A Great Column by Timothy Garton Ash About the Not-at-Ground-Zero Mosque

Here in today's The Guardian. My only comment is, Bravo!

A Brief Stop-Over in Indy

Today is my one day at home this week, trying to catch up on work before teaching class this evening. I just returned last night from the always excellent Society for Benefit-Cost Analysis Conference in Washington, D.C.

Tomorrow morning, I'm off again before the sun comes up for Denver, where I'll be presenting my new paper on "Property Creation by Regulation: Rights to Clean Air and Rights to Pollute" (available for downloading here) at the University of Denver Sturm College of Law. Happily, this will be my last trip this month. Next month, I have just one trip scheduled, to St. Louis for a conference celebrating Doug North's 90th birthday.

Tyler Cowen on the Theory of the Firm

Over at Marginal Revolution (here), Tyler Cowen has a post about some new theories of the firm, developed by young economists including Eric van den Steen. As Tyler describes them, the new theories seem quite promising, but then he takes a more or less gratuitous slap at Coase, whose theory of the firm has dominated the literature for the past several decades (but only gained serious attention many years after he first published "The Nature of the Firm" in 1937). Tyler suggests that the Coasean theory of the firm is a "a dead end" because "[i]nternally, firms aren't usually more efficient than markets...."

I think Tyler dismissal of Coase's theory of the firm is premature and far too casual. Without doubt, markets are usually more efficient than firms, which is why most exchanges are via markets. (As an aside, the fact that markets are widely used does not mean that using the price mechanism is costless - that observation of Coase's retains vital importance, even if Coase's theory of the firm is displaced). But imagine the costs of living in a world where all goods, however complex, are produced entirely by independent contractors. Consider, for example, what it would cost to purchase a car (or any other complex good) built entirely through market transactions, i.e., where all the parts of every car were designed, manufactured to specification, assembled, and marketed by independent contractors. Next, imagine the headaches (i.e, costs)  involved if a car, comprised of thousands of discrete parts had a technical problem after purchase. To whom would the owner go for repair or replacement? The search costs alone would be enormous.

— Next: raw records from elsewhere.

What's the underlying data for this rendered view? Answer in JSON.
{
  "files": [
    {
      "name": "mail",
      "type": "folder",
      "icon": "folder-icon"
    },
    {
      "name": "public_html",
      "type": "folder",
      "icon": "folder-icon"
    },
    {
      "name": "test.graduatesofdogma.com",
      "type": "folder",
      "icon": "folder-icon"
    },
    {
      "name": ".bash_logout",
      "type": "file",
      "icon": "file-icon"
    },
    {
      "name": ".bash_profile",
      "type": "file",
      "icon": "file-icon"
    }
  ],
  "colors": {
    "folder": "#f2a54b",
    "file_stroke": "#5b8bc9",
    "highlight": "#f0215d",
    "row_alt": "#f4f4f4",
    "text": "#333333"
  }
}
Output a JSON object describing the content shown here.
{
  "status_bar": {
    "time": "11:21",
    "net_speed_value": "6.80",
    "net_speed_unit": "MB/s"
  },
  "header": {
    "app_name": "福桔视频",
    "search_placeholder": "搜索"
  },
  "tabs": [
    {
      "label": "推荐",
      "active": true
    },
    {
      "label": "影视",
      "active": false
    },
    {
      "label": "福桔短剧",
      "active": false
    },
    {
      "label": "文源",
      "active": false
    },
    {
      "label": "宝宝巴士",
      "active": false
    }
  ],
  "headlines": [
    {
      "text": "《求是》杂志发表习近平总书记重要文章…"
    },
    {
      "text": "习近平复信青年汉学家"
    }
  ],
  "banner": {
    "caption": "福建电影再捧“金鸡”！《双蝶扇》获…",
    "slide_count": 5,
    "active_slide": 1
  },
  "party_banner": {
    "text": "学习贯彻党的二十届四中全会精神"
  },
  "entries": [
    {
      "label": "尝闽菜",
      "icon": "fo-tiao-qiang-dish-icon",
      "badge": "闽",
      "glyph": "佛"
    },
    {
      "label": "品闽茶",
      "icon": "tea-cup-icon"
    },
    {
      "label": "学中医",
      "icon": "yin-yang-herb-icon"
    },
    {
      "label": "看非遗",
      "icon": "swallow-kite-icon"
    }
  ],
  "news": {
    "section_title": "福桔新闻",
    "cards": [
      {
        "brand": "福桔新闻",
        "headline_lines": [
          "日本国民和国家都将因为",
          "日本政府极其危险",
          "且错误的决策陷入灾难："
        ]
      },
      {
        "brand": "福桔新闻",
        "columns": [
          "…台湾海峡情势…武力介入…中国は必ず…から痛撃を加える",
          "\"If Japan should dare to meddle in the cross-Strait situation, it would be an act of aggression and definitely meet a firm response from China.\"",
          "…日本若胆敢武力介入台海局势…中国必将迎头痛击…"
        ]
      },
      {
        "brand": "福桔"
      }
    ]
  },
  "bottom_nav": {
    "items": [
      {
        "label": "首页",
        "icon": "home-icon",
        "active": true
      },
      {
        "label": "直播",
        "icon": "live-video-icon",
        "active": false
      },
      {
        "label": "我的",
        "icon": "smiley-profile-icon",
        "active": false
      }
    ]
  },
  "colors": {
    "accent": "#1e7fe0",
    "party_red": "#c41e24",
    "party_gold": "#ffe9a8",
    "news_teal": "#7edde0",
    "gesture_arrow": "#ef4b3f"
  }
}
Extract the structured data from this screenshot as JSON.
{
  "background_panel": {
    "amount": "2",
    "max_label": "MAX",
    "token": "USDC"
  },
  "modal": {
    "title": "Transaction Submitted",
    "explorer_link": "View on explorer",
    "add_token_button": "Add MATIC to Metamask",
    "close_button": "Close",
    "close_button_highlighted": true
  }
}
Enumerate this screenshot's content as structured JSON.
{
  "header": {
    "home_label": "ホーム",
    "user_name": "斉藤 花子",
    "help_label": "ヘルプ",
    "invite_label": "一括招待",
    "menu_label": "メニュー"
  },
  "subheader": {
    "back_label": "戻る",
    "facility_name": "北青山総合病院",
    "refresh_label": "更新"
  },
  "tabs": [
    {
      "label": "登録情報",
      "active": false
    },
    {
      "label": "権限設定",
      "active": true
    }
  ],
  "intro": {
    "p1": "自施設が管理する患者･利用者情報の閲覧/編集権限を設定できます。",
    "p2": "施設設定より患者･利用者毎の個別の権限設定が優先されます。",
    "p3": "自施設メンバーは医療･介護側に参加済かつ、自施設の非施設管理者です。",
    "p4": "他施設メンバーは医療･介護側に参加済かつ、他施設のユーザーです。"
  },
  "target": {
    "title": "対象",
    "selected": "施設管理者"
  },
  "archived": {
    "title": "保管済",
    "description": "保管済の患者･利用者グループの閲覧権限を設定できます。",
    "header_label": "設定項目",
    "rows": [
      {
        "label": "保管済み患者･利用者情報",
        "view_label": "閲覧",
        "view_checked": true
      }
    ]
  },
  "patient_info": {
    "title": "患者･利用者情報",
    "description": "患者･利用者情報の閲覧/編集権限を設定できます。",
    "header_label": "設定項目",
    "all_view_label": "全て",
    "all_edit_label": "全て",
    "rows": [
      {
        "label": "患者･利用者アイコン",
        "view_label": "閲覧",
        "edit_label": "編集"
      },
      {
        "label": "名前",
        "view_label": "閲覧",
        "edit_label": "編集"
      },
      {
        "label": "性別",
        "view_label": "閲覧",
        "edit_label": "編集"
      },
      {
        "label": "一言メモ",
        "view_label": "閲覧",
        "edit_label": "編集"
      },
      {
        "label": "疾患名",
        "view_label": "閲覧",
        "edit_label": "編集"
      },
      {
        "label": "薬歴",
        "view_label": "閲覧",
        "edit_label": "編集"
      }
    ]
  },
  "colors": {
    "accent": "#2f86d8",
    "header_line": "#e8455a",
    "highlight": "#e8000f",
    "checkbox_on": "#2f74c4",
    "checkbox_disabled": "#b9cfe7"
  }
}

Coasian theory may not be the end of industrial organization theory, but neither is it a dead end.

Happy Birthday Sir Christopher Wren (1632-1723)

The great English architect. Below are photos of two of his commissions, St. Paul's Cathedral in London and the library at Trinity College, Cambridge.















Tuesday, October 19, 2010

It's Only "Mostly Dead"

Stanford Law Professor Pamela Karlan has an article in Sept/Oct issue of the Boston Review (here) noting how constitutional originalists, including Justice Scalia, are really instrumental consequentialists, who remain true to original understandings of constitutional provisions only so long as those understandings support their normative views of what the constitution should mean. Justice Scalia famously insists that the US Constitution is "dead" (see, e.g., here), by which he means that it's meaning cannot change over time (absent amendment). As Professor Karlan points out, however, Scalia's opinions suggest that the constitution is - to borrow a phrase from the film The Princess Bride - only "mostly dead." It seems to take a breath every so often, when Justice Scalia needs it to support an outcome that deviates from original understandings.

I believe that any balanced assessment of Scalia's judicial opinions would support Professor Karlan's view. I have made a similar argument, in the specific context of regulatory takings doctrine, in the final chapter of my 2002 book Pollution and Property.

Happy 64th Birthday Phillip Pullman

The provocative and entertaining English author of the trilogy His Dark Materials (Northern Lights, The Subtle Knife, and The Amber Spyglass. My children and I thoroughly enjoyed them. His newest book, which I have not yet had a chance to read, is The Good Man Jesus and the Scoundrel Christ.



Monday, October 18, 2010

Book Review: Matt Ridley's "The Rational Optimist"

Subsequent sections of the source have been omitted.